More than 60% of enterprises in Asia-Pacific (APAC) plan to increase investments in sovereign cloud and artificial intelligence (AI), according to new research from Accenture.

The study found that 63% of organizations across APAC, and 64% in Southeast Asia, expect to adopt technologies with sovereign capabilities over the next two years. Almost 60% of APAC firms plan to raise spending on sovereign cloud.

“Enterprise investment in sovereign technologies is driven by the resilience agenda, with an expected focus on protecting and defending data and infrastructure in a rapidly evolving tech and policy landscape,” said Ryoji Sekido, CEO of Asia Oceania and CEO APAC for Accenture. “What’s equally important to long term resilience is an organization’s ability to innovate.”

Sekido also noted that by creating clarity around where data lives, how systems are protected and how new ideas can scale safely, sovereign AI presents tremendous innovation potential.

“As businesses recognize this and as other barriers are lowered, investments will undoubtedly accelerate,” Sekido said. “We see this opening up a unique opportunity for regional players, especially telecom companies and neo-cloud operators.”

Southeast Asia in the study covers Indonesia, Singapore, Thailand, the Philippines, Malaysia, and Vietnam.

Companies said the main drivers are compliance with national security and data protection rules, as well as support for their country’s digital independence and growth plans. Governments across the region are also moving to establish clearer sovereign AI policies, although progress and execution vary.
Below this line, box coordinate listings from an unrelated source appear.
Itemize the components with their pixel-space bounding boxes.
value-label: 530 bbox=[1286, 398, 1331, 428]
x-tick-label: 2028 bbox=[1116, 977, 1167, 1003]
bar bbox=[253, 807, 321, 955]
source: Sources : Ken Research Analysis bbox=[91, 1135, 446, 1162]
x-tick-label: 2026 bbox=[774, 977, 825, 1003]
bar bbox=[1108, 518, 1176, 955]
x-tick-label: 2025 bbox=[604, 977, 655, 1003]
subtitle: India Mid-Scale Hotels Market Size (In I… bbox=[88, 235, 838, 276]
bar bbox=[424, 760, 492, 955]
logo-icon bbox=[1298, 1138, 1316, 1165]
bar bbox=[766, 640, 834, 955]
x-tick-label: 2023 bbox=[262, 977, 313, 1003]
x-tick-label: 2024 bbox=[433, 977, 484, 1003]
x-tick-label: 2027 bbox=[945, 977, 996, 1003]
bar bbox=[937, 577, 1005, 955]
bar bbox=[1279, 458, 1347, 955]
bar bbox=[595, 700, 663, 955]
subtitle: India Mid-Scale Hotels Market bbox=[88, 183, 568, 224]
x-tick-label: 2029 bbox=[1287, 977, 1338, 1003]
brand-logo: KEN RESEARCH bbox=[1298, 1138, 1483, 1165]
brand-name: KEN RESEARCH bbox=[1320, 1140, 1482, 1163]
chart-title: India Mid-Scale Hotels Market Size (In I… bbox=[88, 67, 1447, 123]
Regulated sectors are currently leading adoption. Public sector organizations, along with enterprises in utilities, insurance, health, and energy, including oil and gas, are among the main users of sovereign AI infrastructure.

The report shows that most organizations apply sovereignty rules to data, but fewer extend them to AI models. Around 60% of APAC firms apply sovereignty to data, while only 25% apply it to AI models or “intelligence.” High costs for sovereign-grade infrastructure and foundation models, along with limited local solutions, remain key challenges.

Many enterprises prefer a “hybrid sovereignty” approach. About 57% of APAC respondents, and 48% in Southeast Asia, favor a model that combines global hyperscaler capabilities with locally governed infrastructure.

“Enterprises recognize that full technological independence is neither practical nor desirable, and where and how infrastructure and workloads are managed and hosted matters more than who does it,” said Kunal Shah, Sovereign AI lead for APAC at Accenture. “Beyond data protection, sovereign AI can drive growth and competitiveness through improved performance of AI loads, greater relevancy for better customer experience, and it can accelerate national industrial AI agendas. Enterprises that recognize this are already creating new sources of value with AI.”